The Smart Cities initiative is aimed at ensuring a high quality of life with minimum resource consumption by using intelligent technologies and infrastructure, and Smart Cities work towards outperforming European targets regarding energy efficiency and renewable energies. The initiative involves regular tenders for funding programmes focusing on major flagship projects, such as the recently launched new EU framework program for research and innovation: Horizon 2020. The 2014 call under Horizon 2020 focusses amongst others on the areas 'smart cities and communities', 'low carbon energy', 'energy efficiency', 'mobility', 'waste' and 'water'). In Switzerland, for instance, a Smart City project funding has been developed under the programme 'SwissEnergy'. Municipalities - mainly European Energy Award Gold municipalities - benefit from funding for their innovative projects.
Both the European Energy Award and the Smart City Initiative intend to contribute to optimizing energy consumption. eea cities can implement Smart City projects and get support from the different funding options on national and international level (see above).
The main difference between the two initiatives is, that the European Energy Award is a label but not Smart City.
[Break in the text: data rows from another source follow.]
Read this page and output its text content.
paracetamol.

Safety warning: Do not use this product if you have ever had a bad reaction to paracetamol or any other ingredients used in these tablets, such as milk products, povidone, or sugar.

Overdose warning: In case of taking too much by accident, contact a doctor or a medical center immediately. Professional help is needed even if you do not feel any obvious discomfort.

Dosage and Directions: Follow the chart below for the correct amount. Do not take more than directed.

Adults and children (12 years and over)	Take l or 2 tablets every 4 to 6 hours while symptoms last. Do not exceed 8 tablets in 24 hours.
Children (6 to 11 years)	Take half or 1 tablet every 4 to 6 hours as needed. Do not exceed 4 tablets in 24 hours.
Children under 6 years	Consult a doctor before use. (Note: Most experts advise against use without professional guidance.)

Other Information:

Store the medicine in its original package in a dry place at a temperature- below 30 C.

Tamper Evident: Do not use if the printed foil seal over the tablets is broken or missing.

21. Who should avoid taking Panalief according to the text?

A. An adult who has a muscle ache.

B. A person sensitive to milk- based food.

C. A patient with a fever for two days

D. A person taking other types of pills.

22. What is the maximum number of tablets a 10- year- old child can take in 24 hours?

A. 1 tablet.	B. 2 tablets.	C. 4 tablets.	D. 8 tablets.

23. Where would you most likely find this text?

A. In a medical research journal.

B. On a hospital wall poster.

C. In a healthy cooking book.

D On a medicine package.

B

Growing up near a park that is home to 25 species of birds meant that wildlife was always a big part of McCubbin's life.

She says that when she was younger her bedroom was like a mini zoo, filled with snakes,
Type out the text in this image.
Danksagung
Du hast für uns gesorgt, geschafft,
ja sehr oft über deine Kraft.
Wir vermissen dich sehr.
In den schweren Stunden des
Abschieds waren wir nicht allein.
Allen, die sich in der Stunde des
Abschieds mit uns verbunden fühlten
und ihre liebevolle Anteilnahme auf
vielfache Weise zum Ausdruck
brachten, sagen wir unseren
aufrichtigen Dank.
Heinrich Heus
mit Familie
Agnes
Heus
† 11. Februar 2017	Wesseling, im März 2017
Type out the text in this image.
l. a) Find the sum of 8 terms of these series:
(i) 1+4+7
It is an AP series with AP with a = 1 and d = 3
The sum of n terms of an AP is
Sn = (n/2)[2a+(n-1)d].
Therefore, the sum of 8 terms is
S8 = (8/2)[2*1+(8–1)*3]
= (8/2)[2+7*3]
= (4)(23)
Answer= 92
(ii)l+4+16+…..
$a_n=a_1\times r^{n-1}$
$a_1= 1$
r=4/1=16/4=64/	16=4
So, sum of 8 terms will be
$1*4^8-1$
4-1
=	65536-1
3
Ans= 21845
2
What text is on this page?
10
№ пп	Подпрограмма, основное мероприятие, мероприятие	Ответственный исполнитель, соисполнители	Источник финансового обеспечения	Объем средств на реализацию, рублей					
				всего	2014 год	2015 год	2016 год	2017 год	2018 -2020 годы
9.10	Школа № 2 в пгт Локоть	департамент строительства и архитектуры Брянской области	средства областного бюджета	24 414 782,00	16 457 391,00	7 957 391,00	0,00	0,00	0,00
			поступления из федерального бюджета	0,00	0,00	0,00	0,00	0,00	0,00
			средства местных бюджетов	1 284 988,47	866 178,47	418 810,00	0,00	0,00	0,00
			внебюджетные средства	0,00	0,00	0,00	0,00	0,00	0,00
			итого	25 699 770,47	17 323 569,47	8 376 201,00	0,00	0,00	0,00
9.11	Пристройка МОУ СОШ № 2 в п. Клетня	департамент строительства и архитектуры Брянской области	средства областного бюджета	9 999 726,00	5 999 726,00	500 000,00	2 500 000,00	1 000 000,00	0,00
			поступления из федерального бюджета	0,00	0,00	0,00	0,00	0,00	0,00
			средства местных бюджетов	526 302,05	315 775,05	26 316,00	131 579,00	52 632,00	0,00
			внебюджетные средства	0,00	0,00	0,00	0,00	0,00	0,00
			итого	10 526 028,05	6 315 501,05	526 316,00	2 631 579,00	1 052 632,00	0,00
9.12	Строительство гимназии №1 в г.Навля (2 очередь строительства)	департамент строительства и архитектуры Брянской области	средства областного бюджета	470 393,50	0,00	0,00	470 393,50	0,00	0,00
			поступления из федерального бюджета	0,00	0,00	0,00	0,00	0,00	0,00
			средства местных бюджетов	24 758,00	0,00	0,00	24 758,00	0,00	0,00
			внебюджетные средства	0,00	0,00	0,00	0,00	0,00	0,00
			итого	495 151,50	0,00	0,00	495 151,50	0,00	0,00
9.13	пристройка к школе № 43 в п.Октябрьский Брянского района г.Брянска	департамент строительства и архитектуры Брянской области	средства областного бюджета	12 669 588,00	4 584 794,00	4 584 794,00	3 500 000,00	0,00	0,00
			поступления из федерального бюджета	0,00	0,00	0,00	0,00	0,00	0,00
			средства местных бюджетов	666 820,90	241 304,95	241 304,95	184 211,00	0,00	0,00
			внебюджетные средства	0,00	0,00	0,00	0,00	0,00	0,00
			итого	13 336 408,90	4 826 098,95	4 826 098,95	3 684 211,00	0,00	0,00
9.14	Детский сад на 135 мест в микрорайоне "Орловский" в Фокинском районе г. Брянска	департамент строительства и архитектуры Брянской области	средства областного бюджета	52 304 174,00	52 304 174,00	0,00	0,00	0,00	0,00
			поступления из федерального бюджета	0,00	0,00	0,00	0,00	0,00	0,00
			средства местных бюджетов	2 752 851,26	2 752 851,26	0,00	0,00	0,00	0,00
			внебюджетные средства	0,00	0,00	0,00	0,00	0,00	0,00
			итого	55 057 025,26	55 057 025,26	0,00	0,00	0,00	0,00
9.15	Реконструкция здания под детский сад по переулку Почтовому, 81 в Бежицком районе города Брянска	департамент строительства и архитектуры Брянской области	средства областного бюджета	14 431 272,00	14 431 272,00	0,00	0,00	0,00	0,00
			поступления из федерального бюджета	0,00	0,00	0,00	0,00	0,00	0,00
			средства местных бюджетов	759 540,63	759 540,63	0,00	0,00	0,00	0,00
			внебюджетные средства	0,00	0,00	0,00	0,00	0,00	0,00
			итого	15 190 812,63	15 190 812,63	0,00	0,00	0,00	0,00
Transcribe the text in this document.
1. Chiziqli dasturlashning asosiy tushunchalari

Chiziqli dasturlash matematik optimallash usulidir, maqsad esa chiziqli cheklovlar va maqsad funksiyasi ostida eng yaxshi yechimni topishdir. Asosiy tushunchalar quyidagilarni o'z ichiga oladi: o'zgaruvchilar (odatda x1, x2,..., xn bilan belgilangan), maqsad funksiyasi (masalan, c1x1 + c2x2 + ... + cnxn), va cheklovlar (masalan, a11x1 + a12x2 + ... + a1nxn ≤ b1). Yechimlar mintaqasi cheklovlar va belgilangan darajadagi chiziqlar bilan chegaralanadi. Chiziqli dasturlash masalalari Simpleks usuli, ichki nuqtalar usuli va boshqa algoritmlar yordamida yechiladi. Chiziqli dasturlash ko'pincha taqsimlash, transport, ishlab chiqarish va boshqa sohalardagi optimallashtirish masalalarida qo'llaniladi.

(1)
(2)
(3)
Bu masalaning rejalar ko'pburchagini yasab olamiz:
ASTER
eea municipalities enjoy the following benefits compared to municipalities singly commited to the Smart City initiative:
- eea municipalities benefit from a management system designed to ensure that the energy situation is continually improved at the municipal level. The eea management system thereby assists municipalities monitoring their various projects
- Having implemented the eea management system, European Energy Award cities offer ideal structural prerequisites for identifying and implementing projects under the Smart Cities banner.
- The eea management system can be utilised by municipalities of any size in order to align themselves with sustainability principles, while the Smart Cities initiative is aimed at major cities.